Я подумал, что теперь имею возможность удовлетворять эту свою страсть на уровне пятизвездочных отелей, а не с рюкзаком за плечами, ездить в лимузинах, а не на автобусах, питаться изысканными блюдами, а не хот-догами и жить в курортных городах, а не в пыльных захолустьях. Не исключено, что некоторое время — а может быть, и довольно долго — это доставляло бы мне удовольствие, но в конце концов, чтобы не утратить чувства реальности, мне все равно пришлось бы расстаться с этой лавкой кондитера и заняться каким-нибудь делом, не откладывая его снова и снова до тех пор, пока я не потеряю вкус к простому трудовому хлебу.
В тот день я надел — может быть, в знак уважения к простому трудовому хлебу — изрядно поношенную кожаную куртку и матерчатую кепку, на шее у меня висел бинокль-фотоаппарат, в руке была программка. Я бесцельно слонялся поблизости от весовой, где взвешивали жокеев, и смотрел, кто входит и кто выходит, кто с кем разговаривает, кто выглядит озабоченным, кто довольным, а кто обозленным.

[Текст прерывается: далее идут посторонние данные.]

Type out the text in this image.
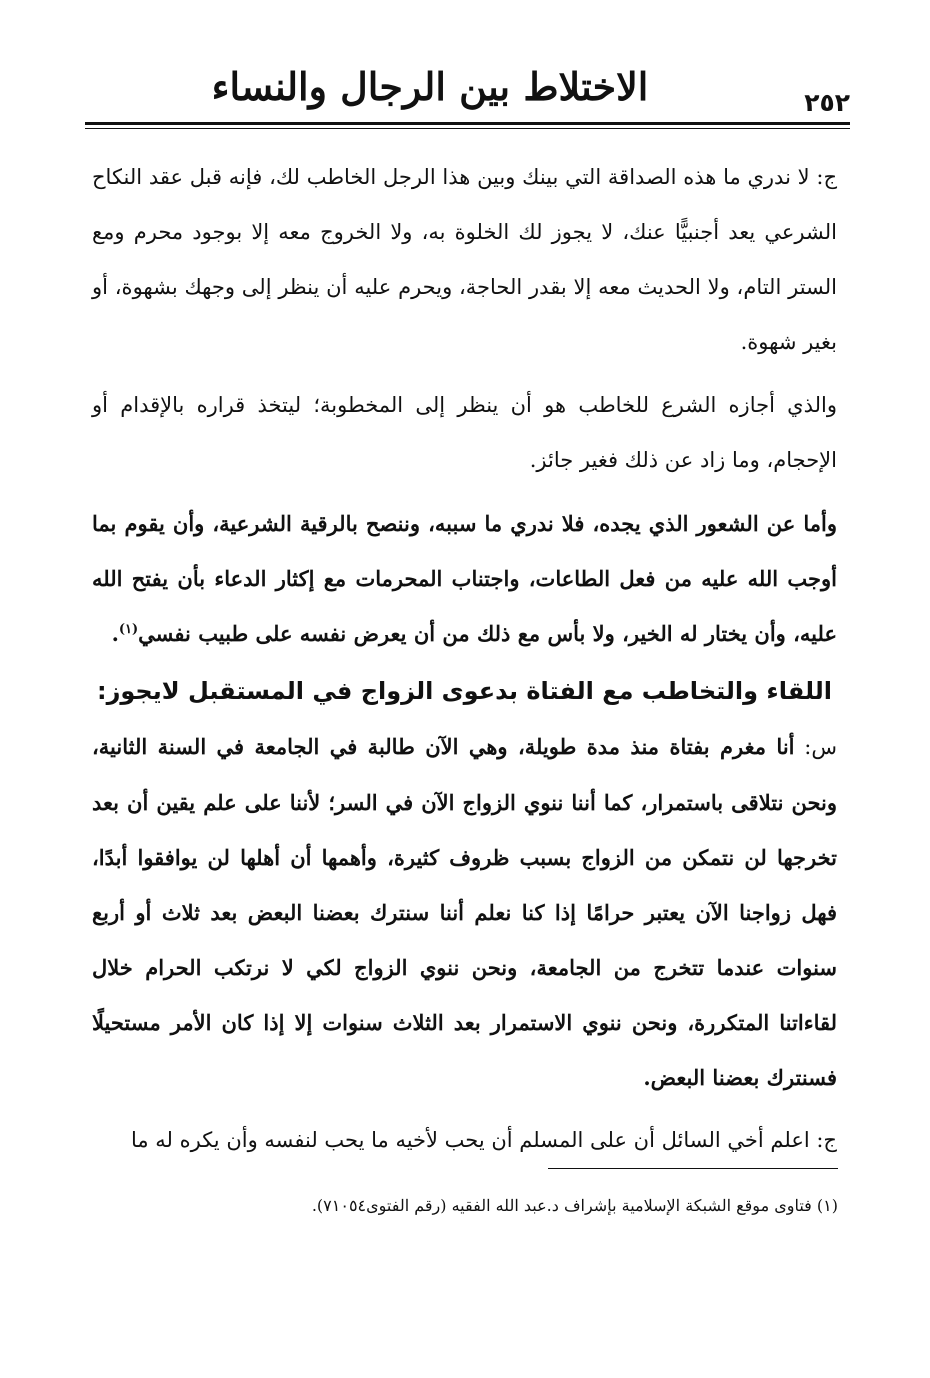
٢٥٢
الاختلاط بين الرجال والنساء

ج: لا ندري ما هذه الصداقة التي بينك وبين هذا الرجل الخاطب لك، فإنه قبل عقد النكاح الشرعي يعد أجنبيًّا عنك، لا يجوز لك الخلوة به، ولا الخروج معه إلا بوجود محرم ومع الستر التام، ولا الحديث معه إلا بقدر الحاجة، ويحرم عليه أن ينظر إلى وجهك بشهوة، أو بغير شهوة.

والذي أجازه الشرع للخاطب هو أن ينظر إلى المخطوبة؛ ليتخذ قراره بالإقدام أو الإحجام، وما زاد عن ذلك فغير جائز.

وأما عن الشعور الذي يجده، فلا ندري ما سببه، وننصح بالرقية الشرعية، وأن يقوم بما أوجب الله عليه من فعل الطاعات، واجتناب المحرمات مع إكثار الدعاء بأن يفتح الله عليه، وأن يختار له الخير، ولا بأس مع ذلك من أن يعرض نفسه على طبيب نفسي$^{(١)}$.

اللقاء والتخاطب مع الفتاة بدعوى الزواج في المستقبل لايجوز:

س: أنا مغرم بفتاة منذ مدة طويلة، وهي الآن طالبة في الجامعة في السنة الثانية، ونحن نتلاقى باستمرار، كما أننا ننوي الزواج الآن في السر؛ لأننا على علم يقين أن بعد تخرجها لن نتمكن من الزواج بسبب ظروف كثيرة، وأهمها أن أهلها لن يوافقوا أبدًا، فهل زواجنا الآن يعتبر حرامًا إذا كنا نعلم أننا سنترك بعضنا البعض بعد ثلاث أو أربع سنوات عندما تتخرج من الجامعة، ونحن ننوي الزواج لكي لا نرتكب الحرام خلال لقاءاتنا المتكررة، ونحن ننوي الاستمرار بعد الثلاث سنوات إلا إذا كان الأمر مستحيلًا فسنترك بعضنا البعض.

ج: اعلم أخي السائل أن على المسلم أن يحب لأخيه ما يحب لنفسه وأن يكره له ما

(١) فتاوى موقع الشبكة الإسلامية بإشراف د.عبد الله الفقيه (رقم الفتوى٧١٠٥٤).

Из весовой вышел один подающий надежды молодой ученик жокея в обычной одежде, а не в скаковой форме. Некоторое время он стоял озираясь, как будто кого-то ждал. Потом его взгляд на ком-то остановился, и я посмотрел, кто привлек его внимание. Это был один из штатных распорядителей Жокейского клуба, который сегодня олицетворял здесь власть. Тот болтал с двумя владельцами лошадей, заявленных на сегодняшнюю скачку, а через несколько минут приподнял шляпу, приветствуя проходившую даму, и не спеша пошел к площадке для парадов.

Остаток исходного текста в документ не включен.